Super pair of jugs on the South American Indian bird who nurses Steve back to strength, before, I’d imagine, draining it all away again.
Henri Charriere (the Real Papillion) actually caught some flak over the leper scene in the book. People dismissded it as unlikely – one leper serves them food in a bowl, then says “Hey, where’s my finger?” , and they discover it stuck to the bowl. They thought he made that up. The cigar-smoking scene iasn’t in the book. The leopers had special bowls set aside for visitors to avoid contagion. It makes for a macho scene in the movie, though.
Thanks for that. Never read the book. It does make for a memorable scene, but still the feeling which it intends to convey, that of the mutual trust and respect of these two sets of outsiders for each other, remains very powerful. I hate films that set out to be accurate as a higher priority than telling a story or entertaining!

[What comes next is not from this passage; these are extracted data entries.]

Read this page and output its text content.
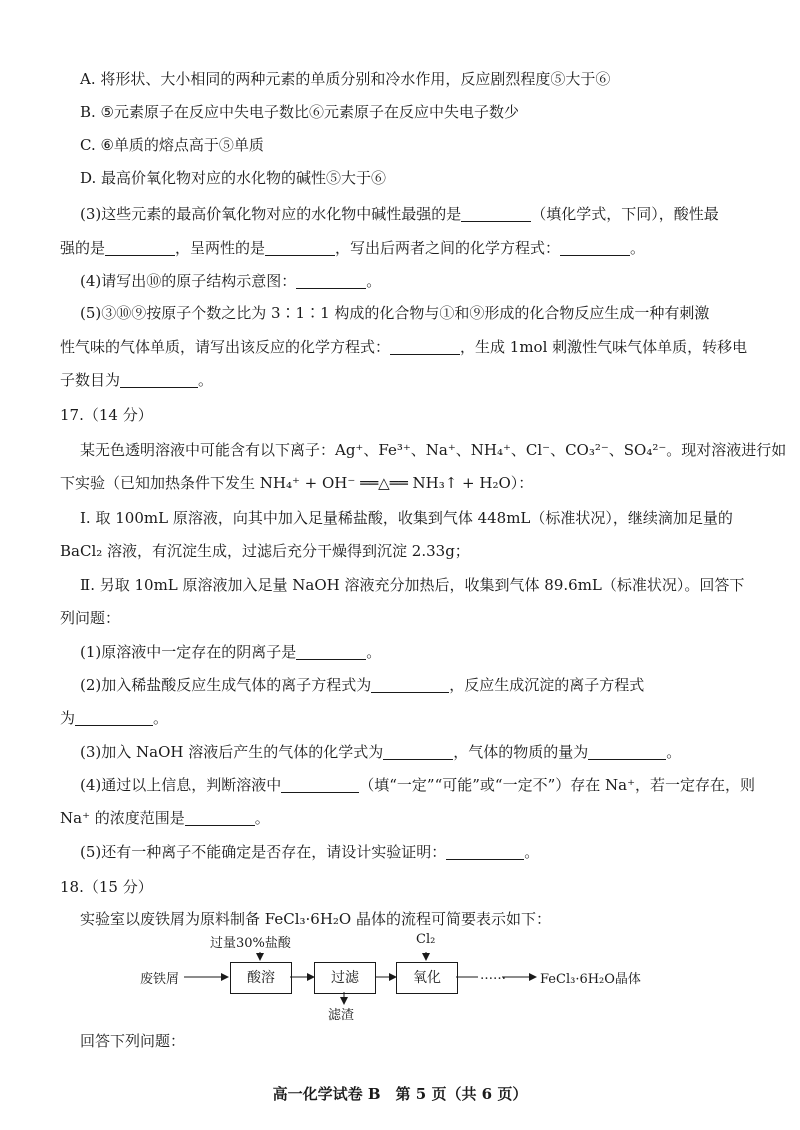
A. 将形状、大小相同的两种元素的单质分别和冷水作用，反应剧烈程度⑤大于⑥
B. ⑤元素原子在反应中失电子数比⑥元素原子在反应中失电子数少
C. ⑥单质的熔点高于⑤单质
D. 最高价氧化物对应的水化物的碱性⑤大于⑥
(3)这些元素的最高价氧化物对应的水化物中碱性最强的是	（填化学式，下同），酸性最
强的是	，呈两性的是	，写出后两者之间的化学方程式：	。
(4)请写出⑩的原子结构示意图：	。
(5)③⑩⑨按原子个数之比为 3∶1∶1 构成的化合物与①和⑨形成的化合物反应生成一种有刺激
性气味的气体单质，请写出该反应的化学方程式：	，生成 1mol 刺激性气味气体单质，转移电
子数目为	。
17.（14 分）
某无色透明溶液中可能含有以下离子：Ag⁺、Fe³⁺、Na⁺、NH₄⁺、Cl⁻、CO₃²⁻、SO₄²⁻。现对溶液进行如
下实验（已知加热条件下发生 NH₄⁺ + OH⁻ ══△══ NH₃↑ + H₂O）：
Ⅰ. 取 100mL 原溶液，向其中加入足量稀盐酸，收集到气体 448mL（标准状况），继续滴加足量的
BaCl₂ 溶液，有沉淀生成，过滤后充分干燥得到沉淀 2.33g；
Ⅱ. 另取 10mL 原溶液加入足量 NaOH 溶液充分加热后，收集到气体 89.6mL（标准状况）。回答下
列问题：
(1)原溶液中一定存在的阴离子是	。
(2)加入稀盐酸反应生成气体的离子方程式为	，反应生成沉淀的离子方程式
为	。
(3)加入 NaOH 溶液后产生的气体的化学式为	，气体的物质的量为	。
(4)通过以上信息，判断溶液中	（填“一定”“可能”或“一定不”）存在 Na⁺，若一定存在，则
Na⁺ 的浓度范围是	。
(5)还有一种离子不能确定是否存在，请设计实验证明：	。
18.（15 分）
实验室以废铁屑为原料制备 FeCl₃·6H₂O 晶体的流程可简要表示如下：
废铁屑
过量30%盐酸
酸溶	过滤
滤渣
Cl₂
氧化	……	FeCl₃·6H₂O晶体
回答下列问题：
高一化学试卷 B　第 5 页（共 6 页）
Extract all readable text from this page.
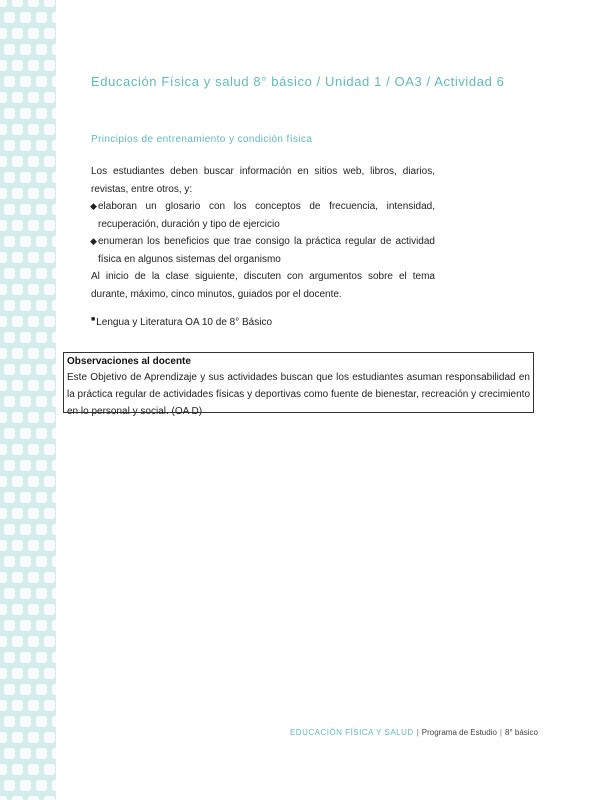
Educación Física y salud 8° básico / Unidad 1 / OA3 / Actividad 6
Principios de entrenamiento y condición física

Los estudiantes deben buscar información en sitios web, libros, diarios, revistas, entre otros, y:

◆ elaboran un glosario con los conceptos de frecuencia, intensidad, recuperación, duración y tipo de ejercicio
◆ enumeran los beneficios que trae consigo la práctica regular de actividad física en algunos sistemas del organismo

Al inicio de la clase siguiente, discuten con argumentos sobre el tema durante, máximo, cinco minutos, guiados por el docente.

■Lengua y Literatura OA 10 de 8° Básico

Observaciones al docente

Este Objetivo de Aprendizaje y sus actividades buscan que los estudiantes asuman responsabilidad en la práctica regular de actividades físicas y deportivas como fuente de bienestar, recreación y crecimiento en lo personal y social. (OA D)

EDUCACIÓN FÍSICA Y SALUD | Programa de Estudio | 8° básico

Thanks for that. Never read the book. It does make for a memorable scene, but still the feeling which it intends to convey, that of the mutual trust and respect of these two sets of outsiders for each other, remains very powerful. I hate films that set out to be accurate as a higher priority than telling a story or entertaining!
Now you have to watch the anti-Papillon, Popsy Pop, written and starring Henri Charriere himself:
It is truly wretched :D. I saw it on a TV late show with a friend and they were convinced, dead certain, that it had to have originally been Euro-porn of the Emanuelle variety from which all the porn had been cut out. Nope.